La série de recours en justice ayant porté leurs fruits, l’ASPAS a lancé une pétition en ligne sur le site du Sénat pour demander l’interdiction définitive de la vénerie sous terre. Afin que les sénateurs puissent décider d’y donner suite, elle doit atteindre les 100 000 signatures d’ici le 30 septembre 2022.

La vénerie sous terre, ou déterrage de blaireaux selon le principe de la chasse à cour, consiste à envoyer des petits chiens acculer des blaireaux dans leurs terriers, puis les déterrer de leurs abris avec des pinces, et finalement de les abattre. Le plus grand des mustélidés se nourrit de rongeurs, d’invertébrés et de nids de guêpes, il est donc un élément essentiel de la régulation des écosystèmes. L’Association pour la Protection pour les Animaux Sauvages (ASPAS) enchaine les victoires depuis le début de l’année pour une meilleure conservation de l’espèce.
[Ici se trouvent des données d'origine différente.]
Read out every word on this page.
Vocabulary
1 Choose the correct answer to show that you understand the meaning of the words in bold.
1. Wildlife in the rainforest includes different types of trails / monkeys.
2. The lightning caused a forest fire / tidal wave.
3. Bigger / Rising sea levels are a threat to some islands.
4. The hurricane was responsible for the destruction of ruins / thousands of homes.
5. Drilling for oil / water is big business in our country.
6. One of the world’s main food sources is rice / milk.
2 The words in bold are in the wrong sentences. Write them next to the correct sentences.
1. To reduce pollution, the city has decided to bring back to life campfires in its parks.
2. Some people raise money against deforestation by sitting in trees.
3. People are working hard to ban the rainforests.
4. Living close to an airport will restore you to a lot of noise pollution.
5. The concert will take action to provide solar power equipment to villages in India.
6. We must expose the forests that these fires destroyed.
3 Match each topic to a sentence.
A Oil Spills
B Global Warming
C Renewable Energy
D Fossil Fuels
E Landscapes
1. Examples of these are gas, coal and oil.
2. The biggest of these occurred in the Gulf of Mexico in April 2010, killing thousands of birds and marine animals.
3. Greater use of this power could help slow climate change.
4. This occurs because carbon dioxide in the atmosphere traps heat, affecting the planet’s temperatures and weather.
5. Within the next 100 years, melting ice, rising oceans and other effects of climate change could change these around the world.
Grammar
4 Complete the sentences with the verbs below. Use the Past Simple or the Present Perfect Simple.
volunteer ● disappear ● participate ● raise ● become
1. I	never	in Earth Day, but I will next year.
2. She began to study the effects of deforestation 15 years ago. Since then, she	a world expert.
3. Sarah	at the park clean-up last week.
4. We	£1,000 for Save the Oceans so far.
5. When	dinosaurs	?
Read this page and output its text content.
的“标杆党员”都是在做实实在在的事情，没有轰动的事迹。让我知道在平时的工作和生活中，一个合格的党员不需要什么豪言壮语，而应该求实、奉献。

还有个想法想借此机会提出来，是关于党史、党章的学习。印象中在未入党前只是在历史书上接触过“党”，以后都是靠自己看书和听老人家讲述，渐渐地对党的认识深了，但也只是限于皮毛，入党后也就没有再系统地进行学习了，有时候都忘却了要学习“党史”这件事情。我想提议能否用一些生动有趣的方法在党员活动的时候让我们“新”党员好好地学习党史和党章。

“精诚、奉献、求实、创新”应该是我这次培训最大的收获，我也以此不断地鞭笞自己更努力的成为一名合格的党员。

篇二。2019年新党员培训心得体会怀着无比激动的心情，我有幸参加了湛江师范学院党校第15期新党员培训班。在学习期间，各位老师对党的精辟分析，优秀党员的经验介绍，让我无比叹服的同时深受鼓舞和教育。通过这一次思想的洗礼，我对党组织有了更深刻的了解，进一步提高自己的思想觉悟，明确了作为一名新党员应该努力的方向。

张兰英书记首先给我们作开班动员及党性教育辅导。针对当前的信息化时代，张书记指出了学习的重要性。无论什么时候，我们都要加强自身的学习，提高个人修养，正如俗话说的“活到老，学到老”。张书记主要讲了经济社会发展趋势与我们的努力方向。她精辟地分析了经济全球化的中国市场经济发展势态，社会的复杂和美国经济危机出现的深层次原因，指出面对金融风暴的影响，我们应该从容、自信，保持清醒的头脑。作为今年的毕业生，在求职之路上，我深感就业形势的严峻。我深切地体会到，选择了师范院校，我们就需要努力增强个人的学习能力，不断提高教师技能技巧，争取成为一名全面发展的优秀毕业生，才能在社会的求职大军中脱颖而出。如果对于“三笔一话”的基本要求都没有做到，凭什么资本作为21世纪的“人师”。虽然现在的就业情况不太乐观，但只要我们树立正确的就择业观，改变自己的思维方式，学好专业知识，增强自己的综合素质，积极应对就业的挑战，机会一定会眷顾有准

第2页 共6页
Au même titre que le castor, cette espèce-ingénieur à la vie nocturne creuse des galeries qui atteignent parfois 5 mètres de profondeur. Elle vit en clans qui comptent jusqu’à une douzaine d’individus, sur quelques dizaines à plusieurs centaines d’hectares.

En France, dans les années 1970, les terriers des blaireaux étaient souvent gazés pour lutter contre la rage. Partant du principe que la santé des animaux était liée à la santé des humains, une campagne de vaccination des renards, hôte principal du virus à l’époque, a mis fin au problème.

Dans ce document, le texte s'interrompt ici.